Sunday: Woke with an aching head and a vile taste in my mouth — the consequence of piling wood yesterday; the pursuit of pleasure always leaves me in splendid condition (a fact which puzzles and irritates the Moral Element among my friends) but hard work gives me the most intolerable hangovers. Obviously Nature is evolving a new type of man, geared for a life of pleasure, and I am the first model. . . But on the principle of “a hair of the dog” I went out and heaved and piled the rest of my wood, having reconstructed the woodpile which fell down yesterday. By the time I was finished, I was on the verge of physical and mental breakdown. Though thousands of people indulge themselves in it regularly, and even develop a taste for it, there is no doubt in my mind (and that of scientists whom I employ to prove it) that Work is a dangerous and destructive drug, and should be called by its right name, which is Fatigue.

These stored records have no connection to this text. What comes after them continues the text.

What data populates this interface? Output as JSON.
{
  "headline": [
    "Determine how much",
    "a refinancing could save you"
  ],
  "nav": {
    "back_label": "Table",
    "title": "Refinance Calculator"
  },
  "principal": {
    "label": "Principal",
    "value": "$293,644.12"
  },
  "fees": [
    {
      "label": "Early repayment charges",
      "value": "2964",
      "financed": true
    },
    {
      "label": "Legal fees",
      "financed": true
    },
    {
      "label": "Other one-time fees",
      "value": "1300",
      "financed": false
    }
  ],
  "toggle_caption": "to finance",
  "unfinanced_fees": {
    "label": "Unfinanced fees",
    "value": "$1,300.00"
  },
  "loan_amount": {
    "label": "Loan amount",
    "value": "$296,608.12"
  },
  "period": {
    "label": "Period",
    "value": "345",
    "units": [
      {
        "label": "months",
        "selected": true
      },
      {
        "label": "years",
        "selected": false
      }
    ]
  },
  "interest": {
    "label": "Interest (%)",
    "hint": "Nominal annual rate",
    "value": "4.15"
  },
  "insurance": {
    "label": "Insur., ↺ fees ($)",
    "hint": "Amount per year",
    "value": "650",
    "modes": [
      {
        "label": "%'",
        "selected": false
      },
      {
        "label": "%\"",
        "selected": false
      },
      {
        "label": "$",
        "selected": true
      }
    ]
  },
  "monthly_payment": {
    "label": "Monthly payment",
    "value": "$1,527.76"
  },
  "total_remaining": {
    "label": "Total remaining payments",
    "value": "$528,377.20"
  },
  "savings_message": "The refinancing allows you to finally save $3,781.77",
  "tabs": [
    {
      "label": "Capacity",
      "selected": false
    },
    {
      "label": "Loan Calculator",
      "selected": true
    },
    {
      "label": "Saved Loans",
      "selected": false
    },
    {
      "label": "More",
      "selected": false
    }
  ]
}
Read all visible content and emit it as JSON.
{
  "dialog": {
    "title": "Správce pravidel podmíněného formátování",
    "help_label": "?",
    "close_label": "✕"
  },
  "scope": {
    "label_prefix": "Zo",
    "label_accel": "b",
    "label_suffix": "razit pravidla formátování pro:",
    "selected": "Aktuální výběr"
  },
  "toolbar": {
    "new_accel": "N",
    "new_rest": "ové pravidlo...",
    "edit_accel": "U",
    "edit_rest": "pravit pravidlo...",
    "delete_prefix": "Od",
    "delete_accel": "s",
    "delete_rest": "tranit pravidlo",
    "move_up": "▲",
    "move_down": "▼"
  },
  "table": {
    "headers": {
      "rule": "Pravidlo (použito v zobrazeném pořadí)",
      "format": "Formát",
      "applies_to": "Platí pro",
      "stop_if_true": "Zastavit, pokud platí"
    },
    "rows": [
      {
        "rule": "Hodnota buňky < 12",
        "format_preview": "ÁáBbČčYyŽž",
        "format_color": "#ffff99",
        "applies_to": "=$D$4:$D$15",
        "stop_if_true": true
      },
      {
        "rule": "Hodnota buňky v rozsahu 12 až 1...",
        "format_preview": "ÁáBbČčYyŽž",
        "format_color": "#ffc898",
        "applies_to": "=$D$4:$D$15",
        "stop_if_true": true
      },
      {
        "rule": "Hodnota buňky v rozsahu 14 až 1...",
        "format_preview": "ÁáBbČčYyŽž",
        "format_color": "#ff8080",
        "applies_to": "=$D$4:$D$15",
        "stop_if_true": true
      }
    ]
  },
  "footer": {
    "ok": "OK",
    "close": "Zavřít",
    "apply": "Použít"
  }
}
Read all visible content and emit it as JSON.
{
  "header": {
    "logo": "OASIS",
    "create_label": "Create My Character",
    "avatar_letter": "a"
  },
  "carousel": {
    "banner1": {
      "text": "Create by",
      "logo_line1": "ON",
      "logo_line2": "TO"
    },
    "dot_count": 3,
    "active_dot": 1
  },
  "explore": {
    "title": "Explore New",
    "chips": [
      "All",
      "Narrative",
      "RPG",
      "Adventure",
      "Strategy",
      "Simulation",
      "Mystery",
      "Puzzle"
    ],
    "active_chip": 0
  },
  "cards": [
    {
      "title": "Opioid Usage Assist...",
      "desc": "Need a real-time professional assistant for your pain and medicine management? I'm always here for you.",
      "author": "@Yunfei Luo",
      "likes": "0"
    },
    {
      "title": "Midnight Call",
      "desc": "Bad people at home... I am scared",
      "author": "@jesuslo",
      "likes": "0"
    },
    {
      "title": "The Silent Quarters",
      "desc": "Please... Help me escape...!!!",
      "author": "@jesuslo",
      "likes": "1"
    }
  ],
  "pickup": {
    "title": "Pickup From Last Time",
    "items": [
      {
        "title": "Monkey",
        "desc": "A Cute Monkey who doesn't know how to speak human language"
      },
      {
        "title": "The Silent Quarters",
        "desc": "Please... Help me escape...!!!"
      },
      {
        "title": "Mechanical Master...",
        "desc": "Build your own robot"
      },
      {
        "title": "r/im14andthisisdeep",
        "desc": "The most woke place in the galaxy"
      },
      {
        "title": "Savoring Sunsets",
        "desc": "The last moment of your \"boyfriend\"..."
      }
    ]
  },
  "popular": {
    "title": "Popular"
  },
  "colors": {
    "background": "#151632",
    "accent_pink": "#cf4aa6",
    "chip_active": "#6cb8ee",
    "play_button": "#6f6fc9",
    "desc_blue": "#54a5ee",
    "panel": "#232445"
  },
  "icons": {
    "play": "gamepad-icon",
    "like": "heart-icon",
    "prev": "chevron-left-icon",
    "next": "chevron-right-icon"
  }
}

Monday: Attended a concert in a collegiate auditorium tonight, and sat in the front row in order to have room for my legs; in the ordinary concert-hall seat (designed by and for dwarfs) I have to sit side-saddle, while numbness seizes first one haunch and then the other. But being in the front row I had a fine view of the empty orchestra pit, and during a rowdy rendition of Chopin’s Scherzo in B Minor a tiny mouse crept from under the piano in the pit and began to dance, lightly, elegantly and charmingly. When the music twiddled, the mouse twiddled; when the music bounced, the mouse bounced; there was no arabesque of sound which the mouse was not able to transmute into an arabesque of movement. When it was all over I applauded the mouse vigorously, assuming that it was a protegé of the Board of Education. I learned later, however, that the concert committee had been put out by the fact that the mouse got in, somehow, without a ticket. . . Why are school mice always so fat and sleek? Is it because they have access to unlimited floor-oil?